Berg reiht sich an Berg und ich rutsche auf dem tauenden Schnee rauf und runter. Rauf schwitze ich wie blöd. Runter wird es arschkalt. Im Mittel passt es ganz gut. Immer wieder sind romantische, hübsche Abschnitte dabei. Den letzten großen Berg, 400 Meter rauf auf über 900 Meter, wer weiß, wieviel Schnee da oben liegt, schenke ich mir und fahre außen rum. Tagespensum 1.500 Höhenmeter bei 90 Kilometer, das reicht. Ich gönne mir ein Zimmer und die freundliche Wirtin hat Schweinebraten mit Kraut für mich.
Ich verabschiede mich vom Böhmerwald, denn es warten mit 1.200 Metern zu hohe Berge. Ich wende mich dem sanfthügeligen Bayern zu. Es wird der erste Tag mit Genussradeln. Die Sonne scheint vom wolkenlos Himmel und wärmt, so dass ich prima eine schöne Pause auf einer Bank am Wegesrand machen kann. Es rollt locker durch die Täler von Chamb, Regen und schließlich Donau. Der einzige längere Anstieg erfolgt ganz sanft auf einer stillgelegten Bahntrasse. Die Landschaft ist schön, das Licht der tiefstehenden Sonne auch.

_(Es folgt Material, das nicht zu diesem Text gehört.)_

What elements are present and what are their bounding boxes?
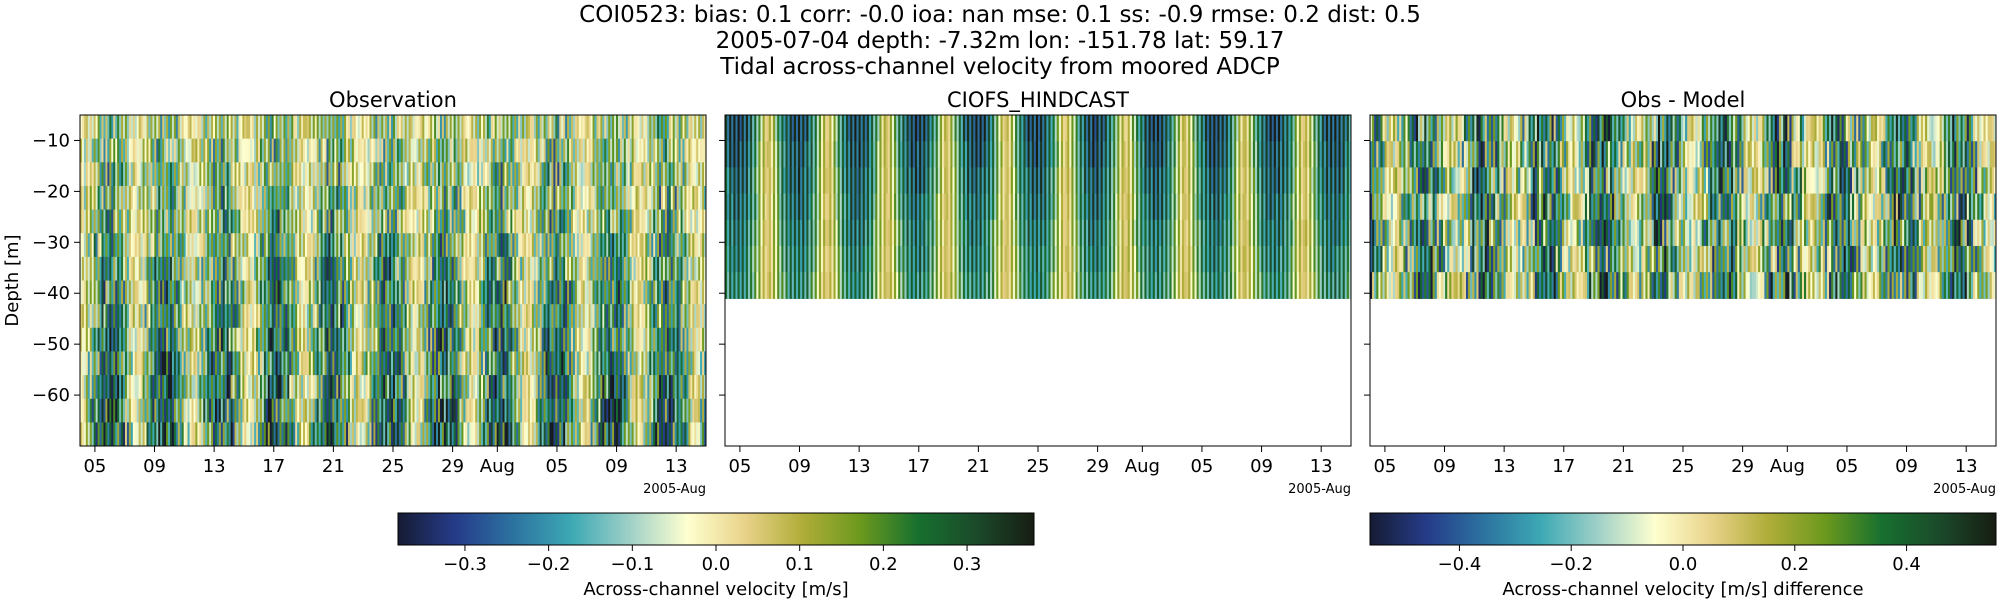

Die Zeltplatzsuche dauert heute etwas. Riesige Deichbaustelle: „Polder Straubing“. Nirgends etwas Passendes zu finden. Ich drehe um und fahre drei Kilometer zurück zu einer zunächst verworfenen Stelle am Ufer der Donau hinterm Deich.
Gestern bin ich bei klarem Sternenhimmel ins Zelt gekrochen. Heute morgen regnet es, und zwar den ganzen Vormittag. So kann ich gut üben, mein Zeug im Regen einzupacken und mein Regenequipment zu testen. Das Frühstück nehme ich beim Bäcker in Deggendorf, sehr lecker und freundliche Bedienung. Wie in allen größeren Orten steht auch hier ein Weihnachtsmarkt.
Mittags hört der Regen auf. Der Radweg verläuft hübsch am Donauufer. Umleitungen sind super ausgeschildert. Vereinzelt schaut die Sonne durch. Sie kommt aber nicht gegen den immer dichteren Nebel an. Dafür gibt es tolle Stimmungen.
Passau ist der Hammer, mir aber zu protzig und zu touristisch. Der schwere bayerisch-katholische Nebel dräut über den Dächern. Also geht es weiter nach Österreich. Auch Schärding ist sehr schick, mit Kurbetrieb. In einem bodenständigen Wirtshaus esse ich gebratene Knödel mit Salat, dazu ein Bier.
Im Dunkeln radle ich noch zwanzig Kilometer auf dem Innradweg bis zu einer Schutzhütte, neben der ich mein Zelt aufbaue.
Der Morgennebel hüllt den Innradweg in schummriges Licht und zaubert manch nette Szenerie. Braunau bekommt eine Chance von mir und ich werde nicht enttäuscht: freundliche Menschen, leckerer Wiener Melange und Sachertorte.
Bei Berghausen gibt es die "weltlängste Burg" zu bestaunen. Über einen Kilometer soll die Anlage sich über einen Bergrücken ziehen. Ich biege auf den Salzach- oder Tauernradweg ab. Die Salzach ist leider stark kanalisiert und der Radweg entsprechend langweilig. Dafür schafft es die Sonne durch die Wolken und am Horizont erscheinen die ersten echten Berge: mit Spitzen und Zacken und steilen Flanken. Ist das nicht der Watzmann?
Bei einer Bank treffe ich Hans, einen sympathischen Radler aus der Gegend, der viele Fragen zu meiner Ausrüstung hat. Vor Salzburg wird der Radweg auf längerer Strecke umgeleitet. Voll nervig, den die Beschilderung ist lückenhaft und da es jetzt Dunkel ist, schlecht zu erkennen. Mein Hotel ist ein großer, zweckmäßiger Laden im Gewerbegebiet zwischen Bahntrasse und Einfallsstraße. Etwas romantischer hatte ich mir Salzburg schon vorgestellt.
Das Wetter am Ruhetag ist echt mies und richtig Bock auf Sightseeing habe ich auch nicht. Zum Glück kann ich Wäsche waschen und meine Webseite aktualisieren. Um zwei fahr ich mit dem Bus ins Zentrum, durch die gut gefüllten Altstadtgassen flanieren, Schaufenster und Weihnachtsmarkt gucken, den üppigen Dom – alles nicht so ganz meins. Die große Festung schon eher.